Cronkite News Service is an immersive professional program in which advanced students pursuing their journalism degree work at least two full days a week in a professional newsroom setting in Phoenix or Washington, D.C.
Students pitch stories, get assignments and report and produce their stories on deadline under the direction of professional editors.
Students work across platforms, producing stories for newspaper, online and broadcast news outlets. Their packages have appeared in more than 30 professional news outlets statewide and some are distributed nationwide through an agreement with McClatchy-Tribune News Service.
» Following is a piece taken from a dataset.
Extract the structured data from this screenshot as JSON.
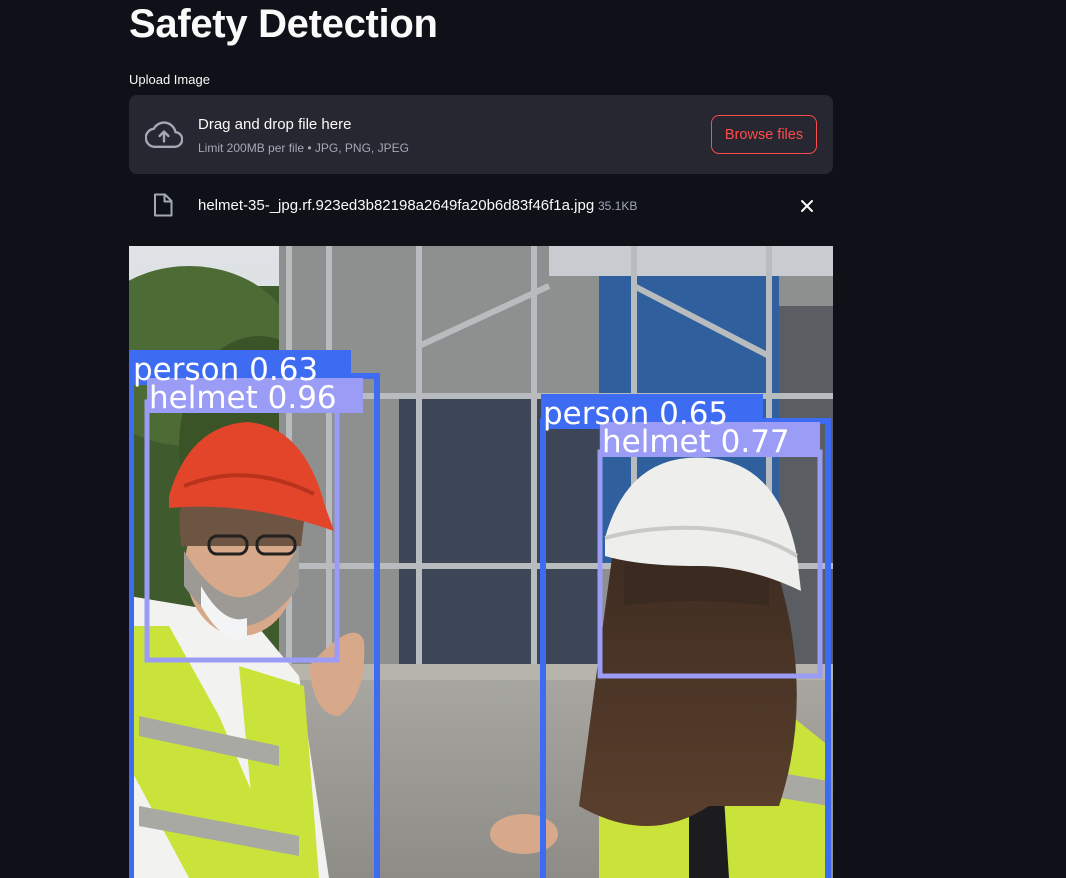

Students working in Cronkite News Service Digital in Phoenix focus on public policy topics and stories of interest to a statewide audience. They cover the state Legislature, the governor’s office and state agencies as well as elections and politics, producing daily, in-depth and investigative pieces, often accompanied by video, photos and graphics.
Students in Cronkite News Service Broadcast also produce substantive news packages on public policy issues that have received airtime in the Phoenix, Yuma and Tucson markets. The packages also appear on Cronkite NewsWatch, the school’s award-winning student newscast that is distributed four days a week during the academic year by Eight World, a digital channel of Eight-Arizona PBS reaching 1.4 million homes across Arizona.
Students in Cronkite News Service’s Washington bureau work out of the ASU Washington Center, reporting on Congress, the White House and federal agencies. Their stories focus on public policy issues that affect Arizonans and are reported across platforms for digital, broadcast and print outlets.
The Washington bureau operates in the fall, spring and summer semesters, while the Phoenix bureau operates during the fall and spring semesters.